The next technical milestone is to generate chips with FENTs paired with 20 nm to 30 nm pores, a process which could take up to a year. Takulapalli noted that the firm's manufacturing methods are done with the type of silicon wafers actually used in foundries, "so not just a prototype in a small lab." But the firm has often provided overly optimistic timeframes: In 2019, Takulapalli told GenomeWeb the company was aiming to have its proof-of-concept device ready by the end of 2020, and he said the same in 2014.

Church said the "wishful thinking academic" in him hoped to get an iNanoBio prototype in his lab "within a year," but he cautioned he was "in no way speaking on behalf of the company."

The firm has not yet publicly released data on its technology. "We know we can get a solid publication," Takulapalli said, "but we want to get a little bit closer to commercial launch and then publish." He said the firm is targeting read lengths between 100 kb and 1 Mb and wants to enter the market with "greater than 99 percent raw read accuracy" and "at least 99.9 percent consensus accuracy."

"Getting read qualities above Q20 [or 99.9 percent accuracy] would be ideal," Mason said, "but even Q15 can be useful if the reads are long for certain applications like assembly, phasing, or structural variation mapping."

"Very often there's no upper limit to how much accuracy you can get if you throw enough reads at it," Church added.

In parallel to its work on manufacturing, the company is working on a base calling algorithm. "We've already started on doing very traditional analysis and also machine learning-based analysis for base signature detection," Takulapalli said.

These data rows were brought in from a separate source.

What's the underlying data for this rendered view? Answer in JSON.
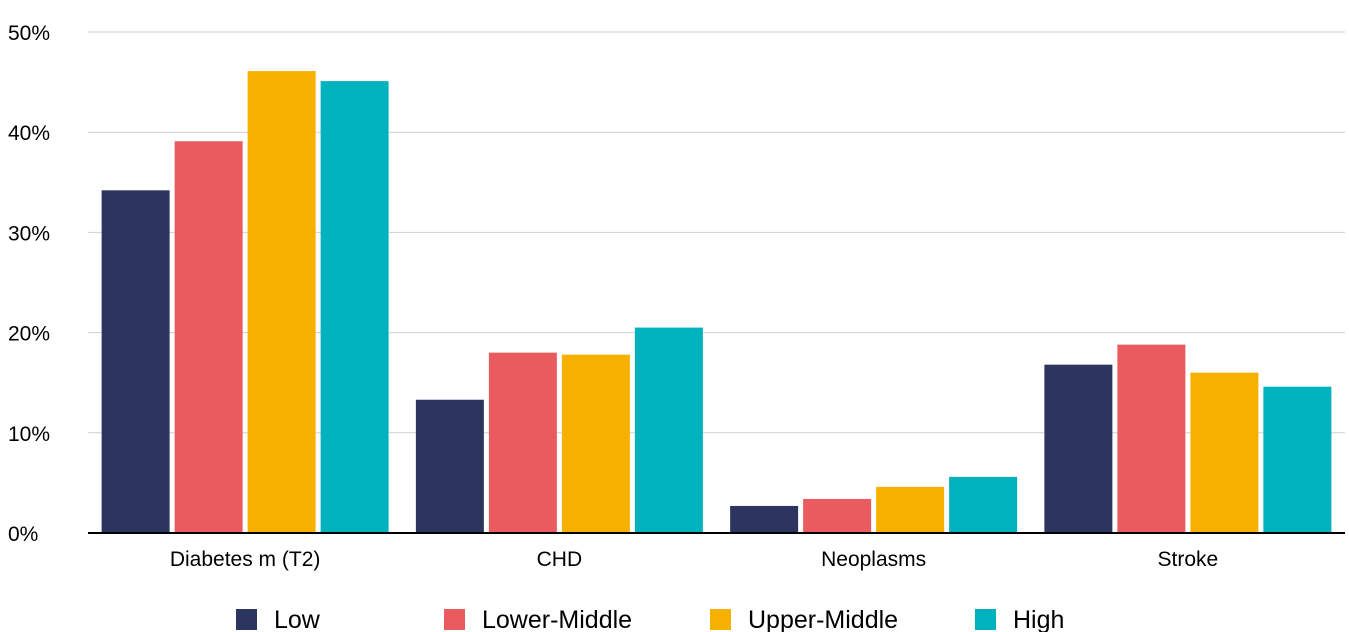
{
  "chart_data": {
    "type": "bar",
    "categories": [
      "Diabetes m (T2)",
      "CHD",
      "Neoplasms",
      "Stroke"
    ],
    "series": [
      {
        "name": "Low",
        "color": "#2c3560",
        "values": [
          34.2,
          13.3,
          2.7,
          16.8
        ]
      },
      {
        "name": "Lower-Middle",
        "color": "#e95b5e",
        "values": [
          39.1,
          18.0,
          3.4,
          18.8
        ]
      },
      {
        "name": "Upper-Middle",
        "color": "#f5b000",
        "values": [
          46.1,
          17.8,
          4.6,
          16.0
        ]
      },
      {
        "name": "High",
        "color": "#00b2bd",
        "values": [
          45.1,
          20.5,
          5.6,
          14.6
        ]
      }
    ],
    "yticks": [
      "0%",
      "10%",
      "20%",
      "30%",
      "40%",
      "50%"
    ],
    "ylim": [
      0,
      50
    ],
    "grid": true,
    "legend_position": "bottom"
  }
}
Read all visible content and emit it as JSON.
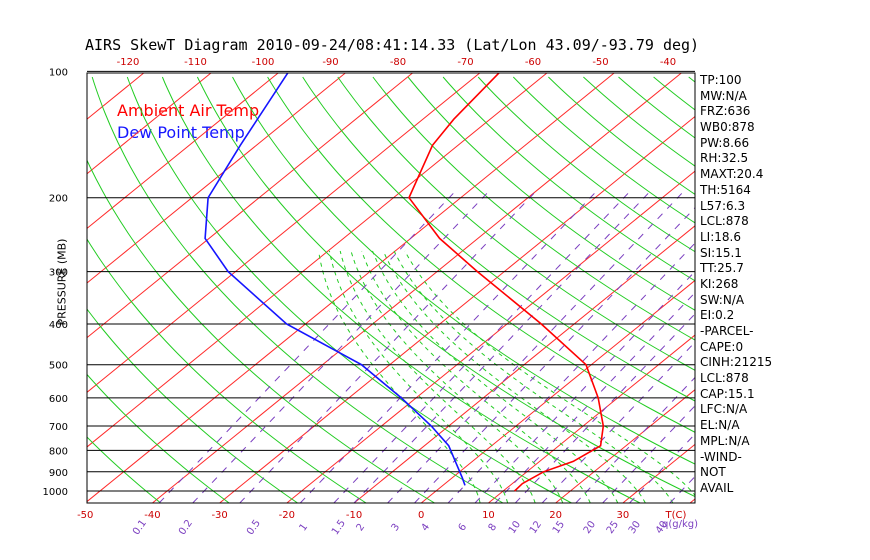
{
  "title": "AIRS SkewT Diagram 2010-09-24/08:41:14.33 (Lat/Lon 43.09/-93.79 deg)",
  "legend": {
    "air": "Ambient Air Temp",
    "dew": "Dew Point Temp"
  },
  "colors": {
    "air": "#ff0000",
    "dew": "#1515ff",
    "dry_adiabat": "#ff2a2a",
    "moist_adiabat": "#22cc22",
    "mixing_ratio": "#7b3fc0",
    "frame": "#000000"
  },
  "chart_data": {
    "type": "skewt",
    "ylabel": "PRESSURE (MB)",
    "pressure_ticks": [
      100,
      200,
      300,
      400,
      500,
      600,
      700,
      800,
      900,
      1000
    ],
    "pressure_range": [
      100,
      1050
    ],
    "bottom_temp_ticks": [
      "-50",
      "-40",
      "-30",
      "-20",
      "-10",
      "0",
      "10",
      "20",
      "30"
    ],
    "bottom_unit": "T(C)",
    "top_temp_ticks": [
      "-120",
      "-110",
      "-100",
      "-90",
      "-80",
      "-70",
      "-60",
      "-50",
      "-40"
    ],
    "mixing_ratio_ticks": [
      "0.1",
      "0.2",
      "0.5",
      "1",
      "1.5",
      "2",
      "3",
      "4",
      "6",
      "8",
      "10",
      "12",
      "15",
      "20",
      "25",
      "30",
      "40"
    ],
    "mixing_ratio_unit": "q(g/kg)",
    "series": [
      {
        "name": "Ambient Air Temp",
        "points": [
          {
            "p": 1000,
            "t": 11.7
          },
          {
            "p": 960,
            "t": 11.5
          },
          {
            "p": 900,
            "t": 12.5
          },
          {
            "p": 850,
            "t": 15.0
          },
          {
            "p": 780,
            "t": 16.2
          },
          {
            "p": 700,
            "t": 13.0
          },
          {
            "p": 600,
            "t": 7.1
          },
          {
            "p": 500,
            "t": -0.8
          },
          {
            "p": 400,
            "t": -14.9
          },
          {
            "p": 300,
            "t": -34.0
          },
          {
            "p": 250,
            "t": -45.7
          },
          {
            "p": 200,
            "t": -57.7
          },
          {
            "p": 150,
            "t": -63.8
          },
          {
            "p": 130,
            "t": -65.4
          },
          {
            "p": 100,
            "t": -67.2
          }
        ]
      },
      {
        "name": "Dew Point Temp",
        "points": [
          {
            "p": 970,
            "t": 3.3
          },
          {
            "p": 930,
            "t": 1.5
          },
          {
            "p": 870,
            "t": -1.5
          },
          {
            "p": 780,
            "t": -6.4
          },
          {
            "p": 700,
            "t": -12.6
          },
          {
            "p": 600,
            "t": -22.2
          },
          {
            "p": 500,
            "t": -34.2
          },
          {
            "p": 400,
            "t": -52.8
          },
          {
            "p": 300,
            "t": -71.1
          },
          {
            "p": 250,
            "t": -80.6
          },
          {
            "p": 200,
            "t": -87.6
          },
          {
            "p": 150,
            "t": -92.4
          },
          {
            "p": 100,
            "t": -98.7
          }
        ]
      }
    ]
  },
  "stats": [
    "TP:100",
    "MW:N/A",
    "FRZ:636",
    "WB0:878",
    "PW:8.66",
    "RH:32.5",
    "MAXT:20.4",
    "TH:5164",
    "L57:6.3",
    "LCL:878",
    "LI:18.6",
    "SI:15.1",
    "TT:25.7",
    "KI:268",
    "SW:N/A",
    "EI:0.2",
    "-PARCEL-",
    "CAPE:0",
    "CINH:21215",
    "LCL:878",
    "CAP:15.1",
    "LFC:N/A",
    "EL:N/A",
    "MPL:N/A",
    "-WIND-",
    " NOT",
    " AVAIL"
  ]
}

In addition to seeking funding partners, he said the firm is "open to working with others to commercialize" its technology. The firm will target the research market first, but "dares" to go after the diagnostics market, he said, including point-of-care diagnostics.

The nanopore tech could even be used for even more than just DNA sequencing. "It will be able to do both protein detection and protein sequencing," Takulapalli said. "However, these are not our immediate areas of focus. Later on, once we develop a DNA sequencer, we will start work on protein sequencing."